Like Mario and Pit, R.O.B. has received a very small number of direct changes from game updates. Update 1.0.4's changes to vectoring indirectly buffed him by enabling his Beep Boop combo (Up-Throw -> Up-Air) to function past low percentages, and even as a KO combo. However, update 1.0.6 notably decreased the knockback of R.O.B.'s up throw. This hindered its KO potential to the point that it now KOs roughly 20% later; previously, it was the strongest up throw in the game, and the second strongest throw of any kind after Ness' back throw.
Despite this, up throw remains a viable KOing option, especially on platforms. Its lower knockback has also granted it combo potential at low percentages; when coupled with its launching angle, its combos are also more varied and less susceptible to directional influence compared to down throw's. As a result, up throw can now be used to conserve the freshness of both down throw and up aerial for later combo and KO attempts, respectively.

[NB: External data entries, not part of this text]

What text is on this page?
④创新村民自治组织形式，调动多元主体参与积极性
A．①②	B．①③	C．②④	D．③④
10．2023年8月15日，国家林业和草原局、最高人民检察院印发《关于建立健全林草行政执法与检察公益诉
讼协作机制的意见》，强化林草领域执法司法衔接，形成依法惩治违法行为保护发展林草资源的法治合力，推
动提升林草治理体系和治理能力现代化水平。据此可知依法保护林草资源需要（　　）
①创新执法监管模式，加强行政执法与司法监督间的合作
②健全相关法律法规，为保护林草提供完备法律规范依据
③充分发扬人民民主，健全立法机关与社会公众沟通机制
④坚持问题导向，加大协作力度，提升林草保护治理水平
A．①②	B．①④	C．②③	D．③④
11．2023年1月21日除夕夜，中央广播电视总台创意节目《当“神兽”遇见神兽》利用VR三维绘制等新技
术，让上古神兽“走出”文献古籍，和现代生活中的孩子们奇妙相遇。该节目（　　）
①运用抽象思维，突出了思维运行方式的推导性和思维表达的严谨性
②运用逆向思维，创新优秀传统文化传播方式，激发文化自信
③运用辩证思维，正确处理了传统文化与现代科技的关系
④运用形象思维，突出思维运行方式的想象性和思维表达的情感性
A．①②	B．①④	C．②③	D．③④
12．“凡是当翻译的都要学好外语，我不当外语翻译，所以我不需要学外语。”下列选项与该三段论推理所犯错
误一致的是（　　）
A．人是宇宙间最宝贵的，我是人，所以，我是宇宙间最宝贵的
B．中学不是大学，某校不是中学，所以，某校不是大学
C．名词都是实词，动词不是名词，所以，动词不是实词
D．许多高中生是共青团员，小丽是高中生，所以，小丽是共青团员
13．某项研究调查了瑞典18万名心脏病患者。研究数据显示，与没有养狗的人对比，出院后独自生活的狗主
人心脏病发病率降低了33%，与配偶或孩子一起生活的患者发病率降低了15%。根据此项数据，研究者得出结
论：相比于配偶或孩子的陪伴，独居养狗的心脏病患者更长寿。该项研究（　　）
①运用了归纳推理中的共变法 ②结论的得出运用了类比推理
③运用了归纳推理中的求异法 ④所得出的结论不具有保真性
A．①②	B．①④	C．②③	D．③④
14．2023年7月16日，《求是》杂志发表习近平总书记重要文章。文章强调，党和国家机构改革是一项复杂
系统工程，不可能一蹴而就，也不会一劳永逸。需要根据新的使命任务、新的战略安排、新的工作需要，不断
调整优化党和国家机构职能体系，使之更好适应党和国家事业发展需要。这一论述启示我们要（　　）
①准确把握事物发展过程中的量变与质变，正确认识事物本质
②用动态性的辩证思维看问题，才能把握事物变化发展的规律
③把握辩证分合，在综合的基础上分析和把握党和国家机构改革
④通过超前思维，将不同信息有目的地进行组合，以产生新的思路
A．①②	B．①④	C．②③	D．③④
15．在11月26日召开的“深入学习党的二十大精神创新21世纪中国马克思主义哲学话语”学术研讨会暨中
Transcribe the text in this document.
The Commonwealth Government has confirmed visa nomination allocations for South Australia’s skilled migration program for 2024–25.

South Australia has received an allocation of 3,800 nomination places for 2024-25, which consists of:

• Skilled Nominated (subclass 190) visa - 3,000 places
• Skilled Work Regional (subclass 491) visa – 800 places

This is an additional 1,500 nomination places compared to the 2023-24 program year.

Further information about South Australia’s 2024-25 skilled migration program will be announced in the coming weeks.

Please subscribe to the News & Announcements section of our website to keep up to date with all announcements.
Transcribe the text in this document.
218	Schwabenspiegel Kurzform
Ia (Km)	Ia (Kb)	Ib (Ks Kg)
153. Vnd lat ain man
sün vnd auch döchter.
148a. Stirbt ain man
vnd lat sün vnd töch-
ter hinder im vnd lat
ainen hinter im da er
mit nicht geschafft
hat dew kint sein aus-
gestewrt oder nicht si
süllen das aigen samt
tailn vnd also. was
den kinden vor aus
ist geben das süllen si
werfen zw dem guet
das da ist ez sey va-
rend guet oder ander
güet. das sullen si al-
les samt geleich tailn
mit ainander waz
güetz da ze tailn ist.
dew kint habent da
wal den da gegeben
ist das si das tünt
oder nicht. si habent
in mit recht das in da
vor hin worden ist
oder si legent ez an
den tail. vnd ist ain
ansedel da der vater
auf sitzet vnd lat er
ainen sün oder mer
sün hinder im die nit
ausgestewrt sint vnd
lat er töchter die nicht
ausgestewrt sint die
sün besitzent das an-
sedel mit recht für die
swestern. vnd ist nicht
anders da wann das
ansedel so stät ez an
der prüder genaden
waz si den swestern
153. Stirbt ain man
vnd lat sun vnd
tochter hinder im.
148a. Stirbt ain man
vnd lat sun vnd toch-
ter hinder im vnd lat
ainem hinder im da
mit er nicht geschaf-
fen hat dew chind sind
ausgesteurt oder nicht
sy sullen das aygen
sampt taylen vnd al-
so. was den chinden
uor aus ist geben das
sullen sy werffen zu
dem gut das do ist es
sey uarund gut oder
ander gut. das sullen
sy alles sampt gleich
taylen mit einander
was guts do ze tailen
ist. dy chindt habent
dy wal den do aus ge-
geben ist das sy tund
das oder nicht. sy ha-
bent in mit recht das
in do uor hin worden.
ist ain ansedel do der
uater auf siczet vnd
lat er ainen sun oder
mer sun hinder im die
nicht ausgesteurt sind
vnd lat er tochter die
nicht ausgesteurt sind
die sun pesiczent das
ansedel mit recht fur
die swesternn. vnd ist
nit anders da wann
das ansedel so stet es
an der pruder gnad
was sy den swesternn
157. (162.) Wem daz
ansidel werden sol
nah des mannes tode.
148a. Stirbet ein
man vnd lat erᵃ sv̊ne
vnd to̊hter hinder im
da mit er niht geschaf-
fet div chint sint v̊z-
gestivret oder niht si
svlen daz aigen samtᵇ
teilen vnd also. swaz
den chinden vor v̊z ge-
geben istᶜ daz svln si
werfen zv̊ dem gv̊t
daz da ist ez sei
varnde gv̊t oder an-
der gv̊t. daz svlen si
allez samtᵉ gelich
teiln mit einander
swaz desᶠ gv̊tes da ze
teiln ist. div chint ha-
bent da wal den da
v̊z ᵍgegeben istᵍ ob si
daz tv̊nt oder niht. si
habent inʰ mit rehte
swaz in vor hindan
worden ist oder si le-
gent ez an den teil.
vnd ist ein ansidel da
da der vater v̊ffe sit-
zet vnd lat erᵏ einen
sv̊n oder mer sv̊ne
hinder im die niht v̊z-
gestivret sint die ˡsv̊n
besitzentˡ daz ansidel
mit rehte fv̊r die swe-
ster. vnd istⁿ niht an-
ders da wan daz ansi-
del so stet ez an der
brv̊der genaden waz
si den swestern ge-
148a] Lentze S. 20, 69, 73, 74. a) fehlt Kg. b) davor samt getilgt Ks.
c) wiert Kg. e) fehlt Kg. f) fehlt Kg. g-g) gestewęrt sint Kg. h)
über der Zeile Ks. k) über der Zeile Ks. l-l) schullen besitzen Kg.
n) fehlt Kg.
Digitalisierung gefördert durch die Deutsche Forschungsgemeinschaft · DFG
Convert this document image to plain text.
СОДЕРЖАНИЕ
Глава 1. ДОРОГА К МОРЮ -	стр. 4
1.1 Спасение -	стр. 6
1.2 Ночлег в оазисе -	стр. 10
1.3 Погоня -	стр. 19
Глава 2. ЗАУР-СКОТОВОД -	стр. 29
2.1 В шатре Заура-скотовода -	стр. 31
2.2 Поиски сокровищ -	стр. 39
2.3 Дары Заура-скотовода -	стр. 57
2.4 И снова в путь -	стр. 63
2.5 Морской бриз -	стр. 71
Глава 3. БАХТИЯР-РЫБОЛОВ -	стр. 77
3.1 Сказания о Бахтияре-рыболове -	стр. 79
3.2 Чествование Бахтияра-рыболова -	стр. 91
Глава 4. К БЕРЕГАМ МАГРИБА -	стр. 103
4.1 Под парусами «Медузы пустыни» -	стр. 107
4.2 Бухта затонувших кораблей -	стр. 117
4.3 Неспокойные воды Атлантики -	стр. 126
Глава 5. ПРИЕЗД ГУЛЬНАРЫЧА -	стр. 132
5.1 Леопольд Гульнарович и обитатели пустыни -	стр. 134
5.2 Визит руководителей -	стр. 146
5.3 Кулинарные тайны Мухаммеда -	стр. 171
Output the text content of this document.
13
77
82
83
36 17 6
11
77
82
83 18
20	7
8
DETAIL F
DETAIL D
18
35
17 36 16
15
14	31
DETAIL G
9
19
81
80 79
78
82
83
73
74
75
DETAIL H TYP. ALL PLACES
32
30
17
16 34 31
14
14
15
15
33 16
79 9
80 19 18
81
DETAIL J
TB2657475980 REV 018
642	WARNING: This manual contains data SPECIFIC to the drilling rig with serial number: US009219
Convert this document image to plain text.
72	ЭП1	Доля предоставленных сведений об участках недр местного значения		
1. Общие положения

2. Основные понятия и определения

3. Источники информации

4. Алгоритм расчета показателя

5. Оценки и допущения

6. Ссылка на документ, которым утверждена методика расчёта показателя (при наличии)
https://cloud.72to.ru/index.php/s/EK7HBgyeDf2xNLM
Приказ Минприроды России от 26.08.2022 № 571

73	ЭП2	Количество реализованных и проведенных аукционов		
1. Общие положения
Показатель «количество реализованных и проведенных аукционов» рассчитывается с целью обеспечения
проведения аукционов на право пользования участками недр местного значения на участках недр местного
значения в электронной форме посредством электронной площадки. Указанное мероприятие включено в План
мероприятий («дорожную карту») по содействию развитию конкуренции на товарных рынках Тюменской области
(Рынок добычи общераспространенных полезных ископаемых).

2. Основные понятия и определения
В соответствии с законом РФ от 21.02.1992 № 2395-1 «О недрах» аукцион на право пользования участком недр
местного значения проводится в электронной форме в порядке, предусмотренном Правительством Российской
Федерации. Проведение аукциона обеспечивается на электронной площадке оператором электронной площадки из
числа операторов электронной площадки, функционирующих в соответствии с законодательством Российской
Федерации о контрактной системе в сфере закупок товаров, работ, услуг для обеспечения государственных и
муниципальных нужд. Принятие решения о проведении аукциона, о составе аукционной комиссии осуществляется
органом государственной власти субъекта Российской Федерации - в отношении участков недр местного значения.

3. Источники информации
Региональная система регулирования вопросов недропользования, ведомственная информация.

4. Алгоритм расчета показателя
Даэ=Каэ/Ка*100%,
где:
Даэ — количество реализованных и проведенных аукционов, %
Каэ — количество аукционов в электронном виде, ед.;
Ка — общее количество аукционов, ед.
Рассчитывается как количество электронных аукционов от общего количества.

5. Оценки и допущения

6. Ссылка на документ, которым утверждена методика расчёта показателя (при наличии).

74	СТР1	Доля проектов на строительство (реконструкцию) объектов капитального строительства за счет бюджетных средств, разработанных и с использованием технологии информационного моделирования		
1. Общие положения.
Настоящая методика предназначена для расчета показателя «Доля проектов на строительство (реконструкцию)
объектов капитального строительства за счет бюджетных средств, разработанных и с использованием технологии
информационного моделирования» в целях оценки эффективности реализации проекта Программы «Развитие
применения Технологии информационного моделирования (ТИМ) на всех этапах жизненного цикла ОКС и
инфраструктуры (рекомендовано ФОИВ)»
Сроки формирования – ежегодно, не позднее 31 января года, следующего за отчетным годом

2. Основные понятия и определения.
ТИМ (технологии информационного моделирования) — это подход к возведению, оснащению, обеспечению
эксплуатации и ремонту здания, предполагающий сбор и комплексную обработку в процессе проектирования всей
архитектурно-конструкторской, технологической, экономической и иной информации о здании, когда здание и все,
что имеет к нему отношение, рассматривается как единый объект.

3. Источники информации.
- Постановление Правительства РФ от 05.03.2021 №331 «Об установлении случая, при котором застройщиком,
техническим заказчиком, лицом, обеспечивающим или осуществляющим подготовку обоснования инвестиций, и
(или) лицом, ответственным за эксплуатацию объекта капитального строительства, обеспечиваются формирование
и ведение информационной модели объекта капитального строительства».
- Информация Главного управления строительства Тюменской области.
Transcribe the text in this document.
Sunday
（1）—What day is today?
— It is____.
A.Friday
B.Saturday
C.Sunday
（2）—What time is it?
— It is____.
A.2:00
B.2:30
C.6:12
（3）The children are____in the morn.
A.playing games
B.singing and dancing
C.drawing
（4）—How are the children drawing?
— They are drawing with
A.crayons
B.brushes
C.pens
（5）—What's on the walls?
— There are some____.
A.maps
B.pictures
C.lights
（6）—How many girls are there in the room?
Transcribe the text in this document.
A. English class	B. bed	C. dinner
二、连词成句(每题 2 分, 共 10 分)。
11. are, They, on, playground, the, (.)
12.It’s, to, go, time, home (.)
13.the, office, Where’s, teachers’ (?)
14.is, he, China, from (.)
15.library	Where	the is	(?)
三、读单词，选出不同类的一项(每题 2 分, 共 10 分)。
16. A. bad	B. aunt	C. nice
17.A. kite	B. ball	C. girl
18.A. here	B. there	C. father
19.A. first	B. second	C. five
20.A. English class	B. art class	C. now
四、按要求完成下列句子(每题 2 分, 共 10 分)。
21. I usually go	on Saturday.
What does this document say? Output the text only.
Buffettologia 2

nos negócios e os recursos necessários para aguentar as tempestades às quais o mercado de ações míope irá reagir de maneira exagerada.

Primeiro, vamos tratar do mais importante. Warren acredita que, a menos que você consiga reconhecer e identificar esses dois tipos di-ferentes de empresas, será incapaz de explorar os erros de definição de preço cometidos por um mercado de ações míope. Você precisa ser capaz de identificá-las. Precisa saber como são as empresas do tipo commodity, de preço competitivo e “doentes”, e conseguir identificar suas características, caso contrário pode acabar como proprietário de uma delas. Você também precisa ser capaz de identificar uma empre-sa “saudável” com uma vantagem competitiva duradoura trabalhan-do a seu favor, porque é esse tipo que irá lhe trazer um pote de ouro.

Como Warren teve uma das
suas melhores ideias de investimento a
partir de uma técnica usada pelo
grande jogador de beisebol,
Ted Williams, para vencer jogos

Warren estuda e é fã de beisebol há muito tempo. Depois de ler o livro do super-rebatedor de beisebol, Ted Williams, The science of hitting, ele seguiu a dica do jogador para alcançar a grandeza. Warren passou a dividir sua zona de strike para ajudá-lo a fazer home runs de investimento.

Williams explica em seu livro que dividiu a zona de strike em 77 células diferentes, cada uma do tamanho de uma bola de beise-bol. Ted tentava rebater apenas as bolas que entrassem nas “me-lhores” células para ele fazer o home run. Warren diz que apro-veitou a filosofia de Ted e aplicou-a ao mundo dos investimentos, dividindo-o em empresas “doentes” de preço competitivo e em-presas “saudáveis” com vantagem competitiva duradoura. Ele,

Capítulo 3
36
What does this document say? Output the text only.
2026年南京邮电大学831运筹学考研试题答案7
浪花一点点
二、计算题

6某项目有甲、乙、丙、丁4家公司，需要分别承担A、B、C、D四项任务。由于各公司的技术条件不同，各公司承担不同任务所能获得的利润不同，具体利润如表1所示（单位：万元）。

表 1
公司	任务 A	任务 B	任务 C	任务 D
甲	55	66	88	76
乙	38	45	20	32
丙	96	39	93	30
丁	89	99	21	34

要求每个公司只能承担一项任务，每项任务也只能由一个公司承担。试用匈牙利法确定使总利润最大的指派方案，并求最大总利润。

Update 1.1.1's increase to shieldstun indirectly nerfed R.O.B.: in addition to making him easier to punish out of shield because of his fastest moves having low damage outputs, it worsened his already unimpressive out of shield game. Lastly, update 1.1.4 increased the size of R.O.B.'s hurtbox and decreased his tripping stance's invincibility frames by standardizing it.
Although updates 1.1.3 to 1.1.6 notably nerfed some of R.O.B.'s more difficult matchups, such as Bayonetta, Cloud, Diddy Kong, Sheik and Zero Suit Samus, they nevertheless remain challenging. On a related note, these updates have also made some of R.O.B.'s other matchups less favorable, most notably Lucina, Marth and Mewtwo. Due to remaining relatively static throughout SSB4's lifespan, as well as most of the cast becoming more viable via game updates, R.O.B. is less effective than he was during the initial release of SSB4.
Technical changelist 1.1.4
In competitive play
Tier placement and history
Thanks to his potent zoning and grab games, R.O.B. was initially considered a high-tier character during SSB4's release, similarly to initial perceptions of him during the early days of Brawl's metagame. However, after update 1.0.6 nerfed his up throw's power, his reputation declined to the point that he was perceived as a mid-tier character. Nevertheless, R.O.B.'s representation in competitive play remains decent, while the good results he has achieved thanks to the likes of 8BitMan, Holy, Mister Eric, OCEAN and Raffi-X resulted in him being ranked 20th on the first tier list.
However, other characters like Donkey Kong, Lucario and, most notably, Toon Link, have achieved much better results than R.O.B. To further compound this, R.O.B. has become rarer in competitive play due to having unfavorable matchups against all but one of the DLC characters. This decline in popularity and results would end up with R.O.B. being ranked 28th on the second tier list, then to 33rd on the third tier list (this drop is notable for being the third highest between the second and third tier lists), and finally to 36th on the fourth and current tier list.